The mechanisms of metastasis to the scrotal and inguinal tissues from primary malignant neoplasms have not been precisely elucidated. But it has been widely recognized that main routes include arterial embolization, transperitoneal seeding through tunica vaginalis. In our review, the metastatic tumors extending to the testis were found in five (31%) of the identified 16 cases [4, 9, 10, 13, 16], of which one cases invaded the epididymis[9]. Meanwhile, the tumors extending to the paratestis were reported in 11 cases[5, 6, 7, 8, 11, 12, 14, 15, 17], of which 4 cases involved the tunica vaginalis rather than testis[6, 8, 11], six cases invaded the spermatic cord and /or epididymis[5, 7, 1214, 15, 17]. Our case is unique since there were almost no symptoms of the primary tumor, only with paratesticular nodules, which proved to be metastasis and the first sign of pancreatic carcinoma. As there was obvious evidence of retroperitoneal involvement showed in CT scan, the suspected route of tumor spread in this case is either lymphatic or direct transperitoneal seeding from peritoneal carcinomatosis. Due to only one-week duration of onset, the right testicle was clear.

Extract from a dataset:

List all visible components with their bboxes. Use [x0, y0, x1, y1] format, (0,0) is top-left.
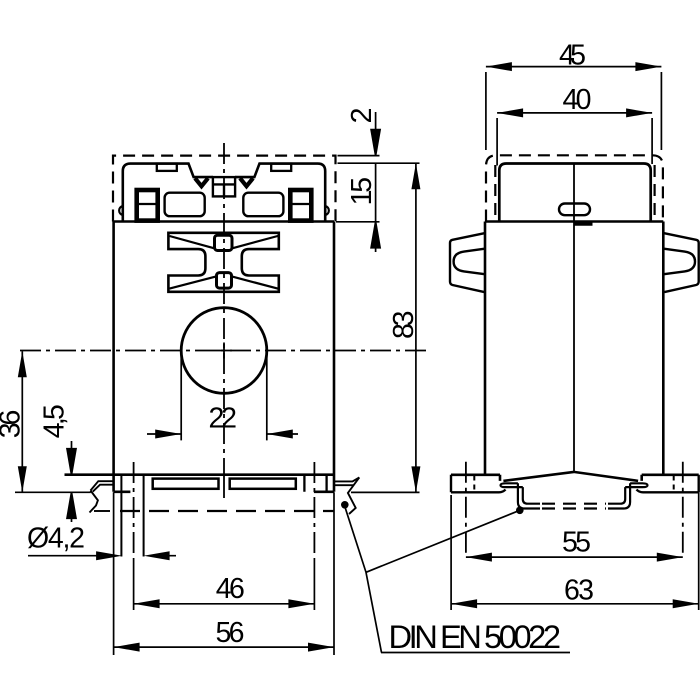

Clinically, no specific features that differentiate primary from secondary testicular or paratesticular tumors are available, as both may present with painful or painless mass, or an indurated testis. Serum tumor markers such as AFP and β-hCG are not helpful in distinguishing primary from secondary testicular tumors. However, one third of patients with pancreatic exocrine adenocarcinoma were found elevated β-hCG levels. Taylor H described a case of pancreatic adenocarcinoma presenting as a testicular tumor featured raised 10-fold hCG levels due to extragonadal secretion [16]. Immunohistochemistry is currently considered as the most sensitive and specific way of determining the origin of the tumor. CA19-9, CDX-2, cytokeratin are reliable markers. Another new markers, such as homeobox protein NANOG, SOX2, and Oct-3/4 have been applied in diagnosis [19–20]. In our case, pancreatic origin was suspected because of extremely elevated tumor markers CA 19 − 9 and positive CT results.
Most cases as well as our case underwent radical orchiectomy, while hydrocelectomy with preservation of the testis was found in two cases [6, 11]. One patient with omentum involvement was managed by scrotal mass biopsy [8]. About half of the cases received chemotherapy including gemicitabine or capecitabine. But the outcome was unsatisfactory with high mortality. In our literature review, two thirds of the patients died in their recorded follow-up period. The shortest survival duration recorded was only 2 months. Compared to other pancreatic origin, ampullary tumors have a higher rate of resectability and a more favorable prognosis. Our review shows that one metastatic ampullary adenocarcinoma patient who underwent pancreaticoduodenectomy had better outcome compared to another case who did not receive primary tumor resection.